What is a chromosome mutation?
chromosomes that contain genetic information in cells of many different organisms can mutate through different processes, often at the expense of a mutated organism. The chromosome mutation takes place on the level of the chromosome, which means that the entire structural unit of the chromosome will change in some way. Chromosome mutation is often considered to be different from gene mutation, in which only one gene on the chromosome changes. Chromosome mutations occur on a larger scale that affects a significant part of the whole chromosome, so many genes can be affected by a single mutation.
chromosome mutation is generally classified on the basis of a specific structural change in chromosome or chromosomes. One type of mutation is, for example, merger; It occurs when two different chromosomes or chromosome segments are combined into one. Scientists indeed believe that the human second chromosome is the merger of two chromosomes that have pre -school ancestors. Another type of chromosome mutation is referred to as Inourse and occurs when the chromosome segment is turned. Inversions often do not cause any visible mutations of the body, because all genetic information is generally intact and unchanged - even if it is not always the case.

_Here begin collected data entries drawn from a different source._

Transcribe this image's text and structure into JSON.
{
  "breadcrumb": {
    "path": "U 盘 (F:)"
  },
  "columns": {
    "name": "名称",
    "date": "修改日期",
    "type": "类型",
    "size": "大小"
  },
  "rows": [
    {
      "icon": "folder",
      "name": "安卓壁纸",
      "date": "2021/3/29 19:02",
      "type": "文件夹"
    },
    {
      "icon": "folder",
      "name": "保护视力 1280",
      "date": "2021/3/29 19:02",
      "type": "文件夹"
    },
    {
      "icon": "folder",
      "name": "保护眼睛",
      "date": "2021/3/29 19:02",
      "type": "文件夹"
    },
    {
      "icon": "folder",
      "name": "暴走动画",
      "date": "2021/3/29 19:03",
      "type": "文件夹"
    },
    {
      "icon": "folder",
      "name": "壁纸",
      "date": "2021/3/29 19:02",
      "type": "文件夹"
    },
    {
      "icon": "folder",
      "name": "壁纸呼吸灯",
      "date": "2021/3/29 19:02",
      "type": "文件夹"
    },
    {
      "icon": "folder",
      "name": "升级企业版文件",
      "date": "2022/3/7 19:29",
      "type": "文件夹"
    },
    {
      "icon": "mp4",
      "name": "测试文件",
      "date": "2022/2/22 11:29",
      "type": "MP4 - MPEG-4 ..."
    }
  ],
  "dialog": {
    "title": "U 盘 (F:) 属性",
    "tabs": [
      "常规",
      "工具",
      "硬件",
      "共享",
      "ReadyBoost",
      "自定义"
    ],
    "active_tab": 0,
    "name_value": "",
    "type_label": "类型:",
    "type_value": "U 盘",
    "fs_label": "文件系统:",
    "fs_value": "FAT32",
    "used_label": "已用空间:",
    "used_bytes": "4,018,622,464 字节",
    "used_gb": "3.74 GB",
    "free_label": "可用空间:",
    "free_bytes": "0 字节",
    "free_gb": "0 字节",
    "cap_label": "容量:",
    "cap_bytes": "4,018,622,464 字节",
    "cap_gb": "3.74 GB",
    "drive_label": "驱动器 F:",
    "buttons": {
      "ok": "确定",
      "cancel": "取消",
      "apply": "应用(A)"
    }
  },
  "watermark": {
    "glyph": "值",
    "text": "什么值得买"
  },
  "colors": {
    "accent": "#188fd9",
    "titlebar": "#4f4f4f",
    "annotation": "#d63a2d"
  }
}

When a chromosome mutation changes the number of copies of a particular gene in the body genome, it is much more likely that it will cause any notice or significant effect on the body. Common mutations of this form include advertising that put a new segment into the chromosome and deletion that removes the segment from the chromosome. Both types of chromosome mutations lead to a change in copies of the gene or gene. Excessive expression or underexpression of the gene, one of which can be disappointed with drastic effects on the expression of the gene in the body. For example, in the white mutation in the fruit fly Drosophila Melanogaster , for example, a lack of sufficiently expressed gene coding for Pigmentation of eyes in flies with white eyes.
Scientists have many different ways to identify a particular chromosome mutation or a gene mutation. Organisms with different genetic features can be exceeded in different combinations to create a general "map" that indicates the location of the mutation. Scientists can also sequential parts of the organism genome. Sequencing represents scientists a detailed view of the genetic information of the organism and its location on the chromosome.